Follow-up is not long enough to conclude about behavior over time. However, a previous large cohort study made by Barone et al. demonstrated, thanks to a validated patient-reported outcome measure scale (BREAST-Q Reconstruction module), the stability of the contralateral-based implant procedure as the most effective for achieving lasting results, yielding statistically significant scores both in the Psychosocial well-being and in the Physical well-being subsections [18].
This patient obtained the following scores at the Kroll Scale: 2.25 for Symmetry, 2 for Ptosis, 2.5 for Shape and an Overall evaluation of 2.25.
This patient obtained the following scores at the Kroll Scale: 3 for Symmetry, 2.5 for Ptosis, 3.25 for Shape and an Overall evaluation of 3.
This patient obtained the following scores at the Kroll Scale: 1.25 for Symmetry, 1.75 for Ptosis, 1.5 for Shape and an Overall evaluation of 1.5.
This patient obtained the following scores at the Kroll Scale: 1 for Symmetry, 1.25 for Ptosis, 1.5 for Shape and an Overall evaluation of 1.25.
5. Conclusions
This study demonstrates that placement of a contralateral breast implant significantly improves aesthetic outcomes (Symmetry, Shape, and Ptosis) and correlates with higher patient satisfaction scores for the reconstructed breast, all without increasing the overall complication rate.
Since the introduction of the first silicone breast implant by Cronin and Gerow in 1962 [20], implant-based breast reconstruction has undergone remarkable evolution. The goal is no longer merely to reconstruct, but to reconstruct aesthetically. This concept applies to all forms of breast reconstruction, including autologous techniques [21]. When evaluating the breast, both breasts must always be considered; there is no such thing as breast reconstruction without taking the contralateral breast into account. From the preoperative to the postoperative phase, both breasts should consistently be evaluated. A preoperative photograph that does not include the contralateral breast is considered incomplete; an operative field that excludes one of the two breasts results as inappropriate; and a postoperative photograph without it is inadequate. In this light, the term chest reconstruction appears more appropriate than simply breast reconstruction.
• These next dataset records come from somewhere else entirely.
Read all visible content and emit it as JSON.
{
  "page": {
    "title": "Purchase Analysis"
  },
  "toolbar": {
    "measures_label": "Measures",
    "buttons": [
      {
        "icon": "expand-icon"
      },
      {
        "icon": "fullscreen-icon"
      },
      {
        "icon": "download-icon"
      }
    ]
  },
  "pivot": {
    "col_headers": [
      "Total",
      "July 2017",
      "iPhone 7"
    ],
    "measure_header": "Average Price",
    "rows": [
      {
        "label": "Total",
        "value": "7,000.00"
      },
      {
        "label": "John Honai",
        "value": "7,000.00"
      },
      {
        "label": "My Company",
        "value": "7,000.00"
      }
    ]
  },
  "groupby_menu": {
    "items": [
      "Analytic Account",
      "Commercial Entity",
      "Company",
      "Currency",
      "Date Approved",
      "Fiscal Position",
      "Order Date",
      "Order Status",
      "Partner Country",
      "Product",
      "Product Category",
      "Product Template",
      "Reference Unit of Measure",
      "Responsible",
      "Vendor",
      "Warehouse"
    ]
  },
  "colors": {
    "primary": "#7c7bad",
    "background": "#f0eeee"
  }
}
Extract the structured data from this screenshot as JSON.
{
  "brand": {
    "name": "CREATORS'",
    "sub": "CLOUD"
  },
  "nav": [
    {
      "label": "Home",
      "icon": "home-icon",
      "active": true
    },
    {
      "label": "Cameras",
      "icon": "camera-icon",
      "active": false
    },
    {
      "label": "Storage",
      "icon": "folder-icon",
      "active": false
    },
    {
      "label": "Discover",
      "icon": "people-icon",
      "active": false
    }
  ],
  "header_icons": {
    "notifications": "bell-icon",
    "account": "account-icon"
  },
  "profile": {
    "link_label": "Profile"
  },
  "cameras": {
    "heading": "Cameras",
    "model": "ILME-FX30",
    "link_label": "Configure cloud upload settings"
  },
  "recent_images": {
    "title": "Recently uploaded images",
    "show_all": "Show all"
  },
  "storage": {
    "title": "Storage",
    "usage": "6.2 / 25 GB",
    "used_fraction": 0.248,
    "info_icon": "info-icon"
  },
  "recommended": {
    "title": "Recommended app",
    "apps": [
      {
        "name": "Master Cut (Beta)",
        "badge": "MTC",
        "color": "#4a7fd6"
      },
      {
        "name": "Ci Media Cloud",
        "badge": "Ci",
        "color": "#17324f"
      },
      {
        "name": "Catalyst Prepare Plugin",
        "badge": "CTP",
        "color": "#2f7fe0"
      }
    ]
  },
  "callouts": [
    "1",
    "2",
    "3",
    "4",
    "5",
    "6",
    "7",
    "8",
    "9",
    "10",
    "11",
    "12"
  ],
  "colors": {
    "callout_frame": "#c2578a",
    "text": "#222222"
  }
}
Just as surgeons evaluate both breasts, so does the patient: she will always perceive two breasts. In the same way that Burget and Menick defined the aesthetic subunits of the nose, we believe that the chest should be regarded as a single aesthetic unit [1].
Therefore, we advocate routine contralateral breast implant placement in all unilateral implant-based breast reconstructions as a recommendation that applies to fully prosthetic (direct-to-implant or two-stage) and hybrid (implant with autogenous tissue/lipofilling) techniques. This approach consistently yields superior aesthetic results and meets patient expectations more reliably by achieving chest reconstruction rather than breast reconstruction.